PASTEL: Privacy-Preserving Federated Learning in Edge Computing

Federated Learning (FL) aims to improve machine learning privacy by allowing several data owners in edge and ubiquitous computing systems to collaboratively train a model, while preserving their local training data private, and sharing only model training parameters. However, FL systems remain vulnerable to privacy attacks, and in particular, to membership inference attacks that allow adversaries to determine whether a given data sample belongs to participants' training data, thus, raising a significant threat in sensitive ubiquitous computing systems. Indeed, membership inference attacks are based on a binary classifier that is able to differentiate between member data samples used to train a model and non-member data samples not used for training. In this context, several defense mechanisms, including differential privacy, have been proposed to counter such privacy attacks.

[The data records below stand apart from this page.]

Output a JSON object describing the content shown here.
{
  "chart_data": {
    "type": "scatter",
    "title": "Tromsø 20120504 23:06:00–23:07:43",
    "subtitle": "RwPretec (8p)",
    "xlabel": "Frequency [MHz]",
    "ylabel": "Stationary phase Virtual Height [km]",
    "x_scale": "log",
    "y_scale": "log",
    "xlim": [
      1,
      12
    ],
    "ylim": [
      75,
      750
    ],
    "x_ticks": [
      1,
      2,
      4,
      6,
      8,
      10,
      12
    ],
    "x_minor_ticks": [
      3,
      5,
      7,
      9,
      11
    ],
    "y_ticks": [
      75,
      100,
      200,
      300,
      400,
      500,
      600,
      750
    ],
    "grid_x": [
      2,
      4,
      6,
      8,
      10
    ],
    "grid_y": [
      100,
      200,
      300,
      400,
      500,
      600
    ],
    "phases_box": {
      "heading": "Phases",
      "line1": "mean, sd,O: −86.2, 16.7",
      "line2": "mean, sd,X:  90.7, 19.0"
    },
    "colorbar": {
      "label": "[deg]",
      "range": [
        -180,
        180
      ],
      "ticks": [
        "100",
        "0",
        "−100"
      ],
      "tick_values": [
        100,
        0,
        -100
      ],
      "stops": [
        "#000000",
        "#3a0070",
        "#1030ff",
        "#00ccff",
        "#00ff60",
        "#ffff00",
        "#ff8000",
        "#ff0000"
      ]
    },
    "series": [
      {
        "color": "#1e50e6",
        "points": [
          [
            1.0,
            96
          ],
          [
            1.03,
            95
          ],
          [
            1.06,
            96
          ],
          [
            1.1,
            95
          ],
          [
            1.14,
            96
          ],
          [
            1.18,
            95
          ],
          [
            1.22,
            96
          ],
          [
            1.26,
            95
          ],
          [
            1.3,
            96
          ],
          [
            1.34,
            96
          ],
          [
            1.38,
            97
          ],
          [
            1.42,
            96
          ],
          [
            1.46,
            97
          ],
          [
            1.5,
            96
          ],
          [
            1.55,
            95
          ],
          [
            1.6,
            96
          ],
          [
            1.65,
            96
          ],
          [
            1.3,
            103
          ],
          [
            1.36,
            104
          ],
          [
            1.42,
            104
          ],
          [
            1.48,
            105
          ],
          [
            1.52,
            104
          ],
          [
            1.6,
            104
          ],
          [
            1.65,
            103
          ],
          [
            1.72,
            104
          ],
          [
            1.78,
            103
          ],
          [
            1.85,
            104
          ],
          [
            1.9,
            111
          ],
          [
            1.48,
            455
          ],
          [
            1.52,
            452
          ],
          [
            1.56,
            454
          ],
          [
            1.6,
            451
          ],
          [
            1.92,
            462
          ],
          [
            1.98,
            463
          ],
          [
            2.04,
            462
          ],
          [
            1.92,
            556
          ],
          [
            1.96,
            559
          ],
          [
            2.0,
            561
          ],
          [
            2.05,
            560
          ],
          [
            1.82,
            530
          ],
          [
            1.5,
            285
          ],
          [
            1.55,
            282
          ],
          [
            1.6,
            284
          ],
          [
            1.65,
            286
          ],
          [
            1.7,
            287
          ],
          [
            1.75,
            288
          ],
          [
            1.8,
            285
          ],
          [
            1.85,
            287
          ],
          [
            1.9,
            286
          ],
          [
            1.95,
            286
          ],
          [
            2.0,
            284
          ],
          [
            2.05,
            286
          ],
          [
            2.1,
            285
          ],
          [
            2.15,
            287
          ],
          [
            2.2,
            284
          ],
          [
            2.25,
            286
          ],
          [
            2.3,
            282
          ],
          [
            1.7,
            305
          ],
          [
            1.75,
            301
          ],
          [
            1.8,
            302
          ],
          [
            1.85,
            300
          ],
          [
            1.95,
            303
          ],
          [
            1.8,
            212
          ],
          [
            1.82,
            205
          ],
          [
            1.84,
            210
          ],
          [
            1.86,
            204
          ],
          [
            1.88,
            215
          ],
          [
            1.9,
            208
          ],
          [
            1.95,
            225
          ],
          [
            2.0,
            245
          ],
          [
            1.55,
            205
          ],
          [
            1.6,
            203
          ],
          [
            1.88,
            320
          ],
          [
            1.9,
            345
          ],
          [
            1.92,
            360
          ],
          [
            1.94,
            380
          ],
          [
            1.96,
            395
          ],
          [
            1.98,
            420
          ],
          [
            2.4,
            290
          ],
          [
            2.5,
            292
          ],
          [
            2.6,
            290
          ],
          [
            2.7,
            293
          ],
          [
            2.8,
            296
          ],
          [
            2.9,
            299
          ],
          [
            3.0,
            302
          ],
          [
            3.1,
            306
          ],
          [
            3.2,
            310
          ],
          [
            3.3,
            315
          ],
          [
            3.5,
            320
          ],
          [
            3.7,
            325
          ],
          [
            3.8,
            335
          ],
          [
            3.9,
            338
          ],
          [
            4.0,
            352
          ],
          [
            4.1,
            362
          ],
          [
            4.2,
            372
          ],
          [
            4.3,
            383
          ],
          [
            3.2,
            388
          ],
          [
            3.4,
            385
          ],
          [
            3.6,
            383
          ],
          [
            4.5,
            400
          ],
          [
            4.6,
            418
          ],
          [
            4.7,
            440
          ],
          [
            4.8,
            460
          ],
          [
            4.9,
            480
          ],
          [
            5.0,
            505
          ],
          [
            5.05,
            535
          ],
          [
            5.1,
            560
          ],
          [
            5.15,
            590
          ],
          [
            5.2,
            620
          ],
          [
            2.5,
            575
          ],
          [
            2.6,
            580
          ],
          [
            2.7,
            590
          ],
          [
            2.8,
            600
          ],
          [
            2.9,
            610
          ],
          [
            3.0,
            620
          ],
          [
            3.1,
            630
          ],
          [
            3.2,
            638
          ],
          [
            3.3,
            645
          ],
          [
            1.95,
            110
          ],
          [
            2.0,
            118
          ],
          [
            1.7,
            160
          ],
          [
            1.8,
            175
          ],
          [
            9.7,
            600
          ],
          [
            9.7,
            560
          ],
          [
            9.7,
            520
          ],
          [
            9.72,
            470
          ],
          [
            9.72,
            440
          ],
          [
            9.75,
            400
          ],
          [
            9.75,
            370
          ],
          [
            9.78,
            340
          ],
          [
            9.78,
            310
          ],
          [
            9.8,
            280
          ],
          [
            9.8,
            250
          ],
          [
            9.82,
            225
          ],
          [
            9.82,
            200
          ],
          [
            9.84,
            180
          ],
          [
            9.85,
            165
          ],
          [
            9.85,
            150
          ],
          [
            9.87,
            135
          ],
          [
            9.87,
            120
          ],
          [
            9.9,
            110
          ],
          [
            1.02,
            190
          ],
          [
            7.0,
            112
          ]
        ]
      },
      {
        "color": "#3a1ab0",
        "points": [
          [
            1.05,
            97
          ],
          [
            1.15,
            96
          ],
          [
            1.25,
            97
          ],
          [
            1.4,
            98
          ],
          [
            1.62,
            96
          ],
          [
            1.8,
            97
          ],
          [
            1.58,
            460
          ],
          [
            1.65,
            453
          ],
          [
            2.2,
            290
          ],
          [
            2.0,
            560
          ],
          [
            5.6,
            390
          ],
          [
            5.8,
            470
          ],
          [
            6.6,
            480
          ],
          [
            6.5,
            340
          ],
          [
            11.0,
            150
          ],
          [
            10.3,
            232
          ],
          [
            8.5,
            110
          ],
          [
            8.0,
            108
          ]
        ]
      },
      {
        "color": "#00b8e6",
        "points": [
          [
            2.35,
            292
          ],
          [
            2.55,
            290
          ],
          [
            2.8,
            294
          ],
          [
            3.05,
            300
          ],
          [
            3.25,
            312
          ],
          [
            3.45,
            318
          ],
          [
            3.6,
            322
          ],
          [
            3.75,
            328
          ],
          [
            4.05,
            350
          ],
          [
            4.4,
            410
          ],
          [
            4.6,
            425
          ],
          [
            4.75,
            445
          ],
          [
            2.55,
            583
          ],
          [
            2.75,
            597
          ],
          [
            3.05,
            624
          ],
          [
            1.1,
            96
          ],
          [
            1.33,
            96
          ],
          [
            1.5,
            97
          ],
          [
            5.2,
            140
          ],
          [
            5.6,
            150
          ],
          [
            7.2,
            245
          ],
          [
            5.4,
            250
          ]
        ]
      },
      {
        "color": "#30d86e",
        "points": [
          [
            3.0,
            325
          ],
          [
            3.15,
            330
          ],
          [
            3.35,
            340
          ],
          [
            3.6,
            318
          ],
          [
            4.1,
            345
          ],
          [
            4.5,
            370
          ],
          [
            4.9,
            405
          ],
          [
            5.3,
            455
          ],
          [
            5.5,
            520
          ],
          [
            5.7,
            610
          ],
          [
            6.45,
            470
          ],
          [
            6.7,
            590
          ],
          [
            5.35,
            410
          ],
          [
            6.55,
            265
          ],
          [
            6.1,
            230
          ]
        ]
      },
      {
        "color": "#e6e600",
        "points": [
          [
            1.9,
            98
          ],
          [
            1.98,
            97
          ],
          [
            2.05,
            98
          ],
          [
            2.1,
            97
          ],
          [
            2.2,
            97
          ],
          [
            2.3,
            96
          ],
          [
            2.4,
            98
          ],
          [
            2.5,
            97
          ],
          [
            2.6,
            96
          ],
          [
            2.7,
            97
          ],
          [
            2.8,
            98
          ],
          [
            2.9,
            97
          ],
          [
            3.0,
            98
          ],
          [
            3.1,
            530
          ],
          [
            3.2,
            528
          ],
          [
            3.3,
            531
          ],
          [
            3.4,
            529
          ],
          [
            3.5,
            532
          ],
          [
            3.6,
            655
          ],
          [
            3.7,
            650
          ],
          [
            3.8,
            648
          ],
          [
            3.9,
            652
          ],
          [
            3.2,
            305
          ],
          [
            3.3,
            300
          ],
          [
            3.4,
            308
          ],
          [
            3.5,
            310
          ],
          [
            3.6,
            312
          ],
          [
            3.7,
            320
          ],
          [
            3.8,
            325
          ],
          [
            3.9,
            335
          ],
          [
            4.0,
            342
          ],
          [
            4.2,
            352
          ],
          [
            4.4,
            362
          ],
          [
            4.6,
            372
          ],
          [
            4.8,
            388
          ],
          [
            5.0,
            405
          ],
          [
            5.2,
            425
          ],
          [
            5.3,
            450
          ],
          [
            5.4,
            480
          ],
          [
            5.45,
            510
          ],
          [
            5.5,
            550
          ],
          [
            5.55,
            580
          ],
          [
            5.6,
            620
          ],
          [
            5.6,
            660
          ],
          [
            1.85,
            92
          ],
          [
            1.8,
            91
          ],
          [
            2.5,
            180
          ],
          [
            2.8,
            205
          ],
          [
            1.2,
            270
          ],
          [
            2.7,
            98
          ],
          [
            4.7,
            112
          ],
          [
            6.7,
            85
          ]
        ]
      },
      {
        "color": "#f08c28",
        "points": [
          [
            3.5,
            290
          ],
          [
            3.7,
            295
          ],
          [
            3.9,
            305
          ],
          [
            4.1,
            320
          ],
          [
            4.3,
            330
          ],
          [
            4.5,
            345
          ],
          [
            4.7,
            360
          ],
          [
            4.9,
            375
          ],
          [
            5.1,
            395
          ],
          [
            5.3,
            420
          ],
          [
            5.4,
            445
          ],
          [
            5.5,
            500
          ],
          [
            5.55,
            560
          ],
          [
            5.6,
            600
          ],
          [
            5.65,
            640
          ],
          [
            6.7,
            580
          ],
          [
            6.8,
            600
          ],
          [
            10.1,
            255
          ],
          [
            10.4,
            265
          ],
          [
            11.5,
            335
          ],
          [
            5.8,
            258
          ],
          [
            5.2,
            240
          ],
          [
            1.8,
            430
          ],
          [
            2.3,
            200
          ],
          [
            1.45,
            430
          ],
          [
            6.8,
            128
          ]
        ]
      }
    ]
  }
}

However, the main drawback of these methods is that they may reduce model accuracy while incurring non-negligible computational costs. In this paper, we precisely address this problem with PASTEL, a FL privacy-preserving mechanism that is based on a novel multi-objective learning function. On the one hand, PASTEL decreases the generalization gap to reduce the difference between member data and non-member data, and on the other hand, PASTEL reduces model loss and leverages adaptive gradient descent optimization for preserving high model accuracy. Our experimental evaluations conducted on eight widely used datasets and five model architectures show that PASTEL significantly reduces membership inference attack success rates by up to -28%, reaching optimal privacy protection in most cases, with low to no perceptible impact on model accuracy.